You have to go back some 146 years—back to the days of Nevada Territory—to hear the kind of bragging about the St. Charles hotel that is common today.
It was such a grand building for Carson City, and its developers made sure everyone knew it: “We have the largest and best hotel building in the Territory,” they boasted in an ad that ran on October 2, 1862—two years before Nevada was welcomed into the nation as the 36th state. This hotel had the town’s first electricity, first gas utilities and was a centerpiece of the community.
The three-story brick building sat in the heart of town, across the street from an empty lot that today is home to the State Capitol. The hotel’s original owners probably never dreamed it would end up with six names and 16 owners; nor that it would decay into a “flop house”—with a kitchen so bad, it was called a “slop house”—and its beautiful bricks covered in plaster. No, the founders knew they were building something special. How gratified they would be to see that the St. Charles Hotel again has bragging rights.
This is the oldest, continuously operating hotel in all of Nevada—yes, even in its seedy days, it was still a hotel. The St. Charles is also the second oldest building in the state still standing, while so many others built in its era have been torn down.

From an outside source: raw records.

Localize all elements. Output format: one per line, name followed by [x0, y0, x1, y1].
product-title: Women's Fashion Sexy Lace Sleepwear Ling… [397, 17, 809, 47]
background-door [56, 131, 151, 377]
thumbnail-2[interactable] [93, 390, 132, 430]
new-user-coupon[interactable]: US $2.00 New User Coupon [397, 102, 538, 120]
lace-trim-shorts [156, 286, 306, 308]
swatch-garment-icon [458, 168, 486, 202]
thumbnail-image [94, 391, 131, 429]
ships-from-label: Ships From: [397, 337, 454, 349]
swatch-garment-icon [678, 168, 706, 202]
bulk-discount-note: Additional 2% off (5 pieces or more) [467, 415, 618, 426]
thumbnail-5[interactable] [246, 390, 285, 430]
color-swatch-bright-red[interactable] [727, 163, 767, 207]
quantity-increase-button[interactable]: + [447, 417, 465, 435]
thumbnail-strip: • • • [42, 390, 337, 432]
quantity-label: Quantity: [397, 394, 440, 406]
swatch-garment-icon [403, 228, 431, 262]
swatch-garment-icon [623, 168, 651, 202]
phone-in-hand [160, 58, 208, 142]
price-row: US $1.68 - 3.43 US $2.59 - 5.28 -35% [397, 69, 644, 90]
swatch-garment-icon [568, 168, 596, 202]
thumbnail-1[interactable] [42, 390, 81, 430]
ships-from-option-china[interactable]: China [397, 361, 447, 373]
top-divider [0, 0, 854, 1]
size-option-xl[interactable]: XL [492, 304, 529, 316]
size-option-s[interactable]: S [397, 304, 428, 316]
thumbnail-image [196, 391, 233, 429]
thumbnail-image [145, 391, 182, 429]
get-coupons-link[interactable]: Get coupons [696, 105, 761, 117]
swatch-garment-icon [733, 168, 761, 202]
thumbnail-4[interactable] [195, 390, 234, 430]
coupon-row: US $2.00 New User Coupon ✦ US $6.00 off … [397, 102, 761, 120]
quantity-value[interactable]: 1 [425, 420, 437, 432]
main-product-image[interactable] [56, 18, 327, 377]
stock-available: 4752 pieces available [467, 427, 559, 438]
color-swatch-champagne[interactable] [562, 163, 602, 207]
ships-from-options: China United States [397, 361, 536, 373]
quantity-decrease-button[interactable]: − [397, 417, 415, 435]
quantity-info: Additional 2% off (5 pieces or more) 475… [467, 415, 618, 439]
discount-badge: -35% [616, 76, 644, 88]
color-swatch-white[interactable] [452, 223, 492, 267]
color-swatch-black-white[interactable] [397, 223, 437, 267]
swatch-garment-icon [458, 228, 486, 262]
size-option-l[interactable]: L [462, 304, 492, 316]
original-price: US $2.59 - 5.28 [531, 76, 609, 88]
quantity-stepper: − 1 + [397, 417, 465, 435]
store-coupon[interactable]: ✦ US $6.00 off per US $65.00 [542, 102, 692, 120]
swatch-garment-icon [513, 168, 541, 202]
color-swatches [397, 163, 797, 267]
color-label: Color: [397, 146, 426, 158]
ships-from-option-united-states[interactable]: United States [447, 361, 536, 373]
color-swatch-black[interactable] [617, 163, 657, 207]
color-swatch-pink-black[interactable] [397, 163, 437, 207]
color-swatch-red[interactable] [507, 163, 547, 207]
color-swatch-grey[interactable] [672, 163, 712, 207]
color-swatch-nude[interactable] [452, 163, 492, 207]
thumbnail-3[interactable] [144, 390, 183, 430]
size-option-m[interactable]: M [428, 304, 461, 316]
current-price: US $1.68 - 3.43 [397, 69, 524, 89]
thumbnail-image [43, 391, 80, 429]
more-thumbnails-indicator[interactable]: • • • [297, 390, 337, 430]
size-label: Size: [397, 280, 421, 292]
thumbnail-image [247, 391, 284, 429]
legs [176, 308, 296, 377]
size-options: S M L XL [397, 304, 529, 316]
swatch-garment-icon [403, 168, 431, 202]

Just as the hotel gave a focus to the small Carson City mining and lumber community in its day, today it’s helping rejuvenate a historic downtown as a centerpiece of the community.
People who call Carson City their hometown—including a former high school swimming champion—saw how much life was still left in the grand place.
The first “saviors” of this historic building were Mark and Jenny Lopiccolo—he a builder and remodeler with his own construction company; she a realtor who’d become the “driving force” behind the hotel’s rebirth.
“I’m the kind of person who thinks anything is possible,” says 54-year-old Mark, who moved to Carson City from the Bay Area in 1975. “The old historic past of Carson City is why I moved here. I love old buildings, and I don’t want to see them torn down.”
In Carson City, he met Jenny, who shared his passion for the town’s original buildings. They were married in 1996. Since then, they’ve been a major factor in assuring old Carson City doesn’t get bulldozed away. The couple owns several downtown buildings, and Mark has spent nine years serving the town’s Historical Review Commission and also is active in the Carson City Consortium of business owners intent on breathing new life into downtown. With the pride of a papa, he brags, “We have a pretty famous historic district that’s a big tourism draw.”
About 15 years ago, Mark started daydreaming about getting his hands on the St. Charles Hotel. He bought it in 2004 and got right to work. “We gutted it to the dirt,” Mark says. He found the building had been patched and repaired and tinkered with over all those years—some of the work was so shoddy, it was held together with little more than “duck tape and bailing wire.” He and Jenny put in new plumbing and electricity, central heat and air (“before, the heat came through wooden ducts,” he says); they replaced the columns that were part of the original design of the buildings and added new iron fences.
He estimates they’ve spent more than $1 million so far and notes “this is a continuing project—that’s the way old buildings are. I don’t know anybody who would have put the time and love into it that we have.”
Since the ground floor had traditionally been a restaurant, it “sat empty for two years before we found the right person,” Mark says, “we needed someone who had the same feeling about the building as we did, and Jim Phalan was a perfect fit.”
Phalan is a hometown boy and former high school swimming champion who sold a wireless Internet company and went into the restaurant franchise business. He and his brother Jeff chose one out of Canada that features an English pub theme.
“I knew Mark and Jenny didn’t want just any restaurant—cheap tables and a coat of paint weren’t going to be enough,” Jim says. “I knew there was a lot of work to be done.”
The brothers signed a long-term lease with Mark and Jenny. In January 2008, they opened the Firkin and Fox on the first floor of the St. Charles. The response, Jim says, has been “awesome,” even though they opened in the midst of a serious economic downturn.
“When I was growing up here, we wanted a place to hang out and party, and there was no place in town; we had to go to Reno,” Jim says. “Now we’re getting people from Reno and Tahoe coming to Carson City to eat at our restaurant.” He’s not only happy about his own business success, but also about how the restaurant and remodeled hotel have helped “kick-start” other downtown business improvements.
Last May, the state’s historic preservation office said what Mark and Jenny Lopiccolo and Jim and Jeff Phalan have done is an “excellent example of adaptive reuse of a historic resource.”
“It’s personally gratifying that people are paying attention to what we’ve done,” Mark says.
Those original, optimistic men who built the hotel 146 years ago, what would they think? Mark says simply, “I would hope they’d be proud.”